Entrepreneur: I am a 24-year-old entitled and delusional white male.
CEO: I send emails to everyone around the clock thinking this will make them more productive.
Vice President: My role sounds impressive, but it’s just title inflation.
Director: No one knows what I do all day.
Strategist: I got an MBA so I can talk all day.
Manager: I go to meetings all day.
Engineer: I make shitty products.
Social Media Manager: I write clickbait that makes shitty products go viral, which despite being covered by every major media outlet will be forgotten about in three days.
Corporate Security: We watch 24-year-olds badge-in all day.

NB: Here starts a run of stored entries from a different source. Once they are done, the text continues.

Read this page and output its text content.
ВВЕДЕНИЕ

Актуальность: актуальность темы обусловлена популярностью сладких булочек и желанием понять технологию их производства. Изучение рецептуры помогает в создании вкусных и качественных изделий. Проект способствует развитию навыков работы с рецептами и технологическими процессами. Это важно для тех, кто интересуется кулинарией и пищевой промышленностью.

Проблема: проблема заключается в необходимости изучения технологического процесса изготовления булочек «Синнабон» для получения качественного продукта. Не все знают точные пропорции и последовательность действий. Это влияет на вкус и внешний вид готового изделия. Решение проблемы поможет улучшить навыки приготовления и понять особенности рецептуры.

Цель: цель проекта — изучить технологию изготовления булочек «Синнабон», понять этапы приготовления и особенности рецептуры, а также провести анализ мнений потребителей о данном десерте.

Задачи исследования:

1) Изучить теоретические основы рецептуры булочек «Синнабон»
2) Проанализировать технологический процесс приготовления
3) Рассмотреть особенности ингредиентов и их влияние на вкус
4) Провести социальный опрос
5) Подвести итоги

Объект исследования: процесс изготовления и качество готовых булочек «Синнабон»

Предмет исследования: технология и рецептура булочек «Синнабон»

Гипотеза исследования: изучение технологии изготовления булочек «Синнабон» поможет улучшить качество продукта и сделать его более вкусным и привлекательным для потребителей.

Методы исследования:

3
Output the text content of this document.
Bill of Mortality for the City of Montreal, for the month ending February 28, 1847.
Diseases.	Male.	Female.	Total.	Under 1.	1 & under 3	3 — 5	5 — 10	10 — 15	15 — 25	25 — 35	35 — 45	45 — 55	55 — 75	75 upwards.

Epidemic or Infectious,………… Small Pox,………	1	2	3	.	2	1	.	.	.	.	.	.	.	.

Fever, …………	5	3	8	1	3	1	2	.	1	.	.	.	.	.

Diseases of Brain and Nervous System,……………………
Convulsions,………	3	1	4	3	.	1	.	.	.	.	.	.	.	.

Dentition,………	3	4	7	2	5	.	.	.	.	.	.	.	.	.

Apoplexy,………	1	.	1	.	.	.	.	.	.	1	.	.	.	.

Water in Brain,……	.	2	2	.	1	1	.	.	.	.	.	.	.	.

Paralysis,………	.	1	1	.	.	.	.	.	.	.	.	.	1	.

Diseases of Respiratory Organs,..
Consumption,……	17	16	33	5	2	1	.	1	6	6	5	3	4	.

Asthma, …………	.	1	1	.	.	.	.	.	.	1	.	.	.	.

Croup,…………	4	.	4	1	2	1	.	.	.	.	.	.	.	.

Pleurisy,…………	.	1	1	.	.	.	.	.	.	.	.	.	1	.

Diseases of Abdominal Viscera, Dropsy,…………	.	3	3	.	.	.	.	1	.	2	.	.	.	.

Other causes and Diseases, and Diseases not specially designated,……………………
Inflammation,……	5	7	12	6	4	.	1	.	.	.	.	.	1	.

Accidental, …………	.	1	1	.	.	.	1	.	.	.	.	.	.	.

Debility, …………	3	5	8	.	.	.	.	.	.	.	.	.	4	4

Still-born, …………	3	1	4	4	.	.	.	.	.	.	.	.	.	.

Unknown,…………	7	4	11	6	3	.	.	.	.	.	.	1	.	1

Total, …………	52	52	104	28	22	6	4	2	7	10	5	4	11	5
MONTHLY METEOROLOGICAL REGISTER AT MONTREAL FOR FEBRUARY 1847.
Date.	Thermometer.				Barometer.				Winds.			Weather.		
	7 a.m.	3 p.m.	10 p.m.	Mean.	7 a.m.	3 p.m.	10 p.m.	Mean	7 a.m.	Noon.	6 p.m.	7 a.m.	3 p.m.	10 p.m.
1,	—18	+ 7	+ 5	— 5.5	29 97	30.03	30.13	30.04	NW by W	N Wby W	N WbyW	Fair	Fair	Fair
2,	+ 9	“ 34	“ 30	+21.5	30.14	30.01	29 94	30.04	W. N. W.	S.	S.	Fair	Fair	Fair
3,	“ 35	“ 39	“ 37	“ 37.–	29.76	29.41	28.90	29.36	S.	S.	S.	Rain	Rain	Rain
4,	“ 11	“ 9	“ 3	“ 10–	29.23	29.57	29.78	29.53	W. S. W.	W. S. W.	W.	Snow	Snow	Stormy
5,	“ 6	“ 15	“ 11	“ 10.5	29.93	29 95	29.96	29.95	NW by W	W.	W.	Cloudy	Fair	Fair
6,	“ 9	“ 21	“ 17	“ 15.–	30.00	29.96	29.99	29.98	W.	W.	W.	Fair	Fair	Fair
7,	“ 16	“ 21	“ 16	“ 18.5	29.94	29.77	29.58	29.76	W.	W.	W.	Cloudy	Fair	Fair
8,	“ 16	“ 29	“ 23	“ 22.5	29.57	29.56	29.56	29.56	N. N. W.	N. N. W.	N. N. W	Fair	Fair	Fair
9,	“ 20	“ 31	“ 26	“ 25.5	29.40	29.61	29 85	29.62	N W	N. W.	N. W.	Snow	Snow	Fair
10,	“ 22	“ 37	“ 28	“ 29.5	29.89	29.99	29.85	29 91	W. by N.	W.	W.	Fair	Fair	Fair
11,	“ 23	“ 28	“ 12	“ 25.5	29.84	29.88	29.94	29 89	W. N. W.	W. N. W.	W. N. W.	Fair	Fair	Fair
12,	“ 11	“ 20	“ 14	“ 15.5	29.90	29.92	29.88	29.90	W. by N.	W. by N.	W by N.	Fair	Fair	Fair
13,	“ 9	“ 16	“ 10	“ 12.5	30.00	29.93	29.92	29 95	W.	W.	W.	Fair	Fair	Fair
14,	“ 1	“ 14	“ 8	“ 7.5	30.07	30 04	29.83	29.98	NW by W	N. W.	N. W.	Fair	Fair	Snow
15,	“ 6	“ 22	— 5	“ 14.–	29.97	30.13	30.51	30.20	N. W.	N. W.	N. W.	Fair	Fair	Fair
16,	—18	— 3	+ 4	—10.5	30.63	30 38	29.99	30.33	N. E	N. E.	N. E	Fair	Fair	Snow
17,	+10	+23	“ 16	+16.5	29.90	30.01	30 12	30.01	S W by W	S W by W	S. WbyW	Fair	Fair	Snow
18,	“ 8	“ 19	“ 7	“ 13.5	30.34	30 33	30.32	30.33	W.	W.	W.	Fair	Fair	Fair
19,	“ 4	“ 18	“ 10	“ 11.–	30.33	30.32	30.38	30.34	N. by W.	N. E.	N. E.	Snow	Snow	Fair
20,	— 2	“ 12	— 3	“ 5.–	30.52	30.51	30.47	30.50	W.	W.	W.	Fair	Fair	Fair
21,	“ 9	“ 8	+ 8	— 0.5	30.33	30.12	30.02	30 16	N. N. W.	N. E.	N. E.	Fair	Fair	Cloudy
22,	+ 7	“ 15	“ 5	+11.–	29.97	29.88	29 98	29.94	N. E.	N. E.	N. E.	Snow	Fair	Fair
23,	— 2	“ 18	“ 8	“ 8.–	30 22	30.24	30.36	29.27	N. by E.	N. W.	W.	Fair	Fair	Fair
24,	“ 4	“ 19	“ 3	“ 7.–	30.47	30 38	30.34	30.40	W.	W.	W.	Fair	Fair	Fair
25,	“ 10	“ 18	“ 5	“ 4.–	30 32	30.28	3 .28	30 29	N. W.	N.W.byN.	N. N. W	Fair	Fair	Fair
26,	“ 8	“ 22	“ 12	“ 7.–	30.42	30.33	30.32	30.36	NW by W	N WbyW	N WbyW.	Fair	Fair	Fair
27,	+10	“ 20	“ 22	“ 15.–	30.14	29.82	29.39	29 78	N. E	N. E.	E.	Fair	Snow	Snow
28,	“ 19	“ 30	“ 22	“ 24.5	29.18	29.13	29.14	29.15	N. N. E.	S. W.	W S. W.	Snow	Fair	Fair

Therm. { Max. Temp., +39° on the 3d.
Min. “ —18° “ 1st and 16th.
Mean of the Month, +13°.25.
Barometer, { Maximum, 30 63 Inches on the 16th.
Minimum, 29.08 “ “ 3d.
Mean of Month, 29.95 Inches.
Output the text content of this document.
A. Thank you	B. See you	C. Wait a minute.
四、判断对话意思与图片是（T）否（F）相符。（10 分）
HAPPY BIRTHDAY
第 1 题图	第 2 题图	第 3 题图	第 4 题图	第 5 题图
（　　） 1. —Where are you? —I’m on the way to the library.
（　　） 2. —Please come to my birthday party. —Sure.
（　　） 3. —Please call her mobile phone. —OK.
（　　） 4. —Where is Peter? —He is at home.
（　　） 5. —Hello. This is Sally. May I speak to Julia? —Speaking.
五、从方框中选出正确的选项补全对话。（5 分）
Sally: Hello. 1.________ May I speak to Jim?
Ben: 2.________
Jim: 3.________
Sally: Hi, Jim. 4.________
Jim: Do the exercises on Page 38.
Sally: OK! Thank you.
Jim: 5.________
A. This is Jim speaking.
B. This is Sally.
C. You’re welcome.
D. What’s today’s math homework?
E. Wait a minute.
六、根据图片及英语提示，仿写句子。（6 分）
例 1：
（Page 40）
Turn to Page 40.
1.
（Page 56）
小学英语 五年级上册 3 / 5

Generalist: I don’t actually know how to do anything.
Specialist: My job is obsolete after the next re-org.
Facilities Management: We cook a lot of food.
Human Resources: We host a lot of parties.
Branding Division: We create a lot of swag.
Interns: We eat a lot of food, go to a lot of parties, and get a lot of swag.
Diversity & Inclusion: We are a PR move to make people think we are doing something about the diversity problem.
Corporate Wellness: We help overworked, stressed-out people feel better so they can keep working and stressing out.
Corporate Good: We divert attention from all the corporate bad.
User Research: We figured out a way to finally get paid for our Ph.Ds.
Chief Technology Officer: I do a lot of PR interviews about AI and machine learning.
Data Scientist: I make shit up.
Chief Marketing Officer: I try to get covered in AdWeek.
Marketer: Someday I’ll quit my marketing job and become a yoga instructor.
Growth Hacker: We spend most of our time writing LinkedIn articles that make fun of marketers.
Designer: I put logos on corporate stock images.
Product Manager: I don’t know, it just seemed like the next logical career step after being an engineer.
Project Manager: I am always about to lose my shit.
Communications: We gossip a lot about executives.
Public Relations: When employees sexually harass women, we try to make it sound like we’ll do something about it in the media (we won’t).
Legal: We stop innovation from happening.
Investor Relations: We stop innovation from happening.
Stakeholders: We stop anything from happening.
Sales: We promise clients we can do anything they want.
Account manager: I convince clients to stay even though we couldn’t actually do anything they want.
Customer Service: If we work really hard, maybe someday they’ll promote us?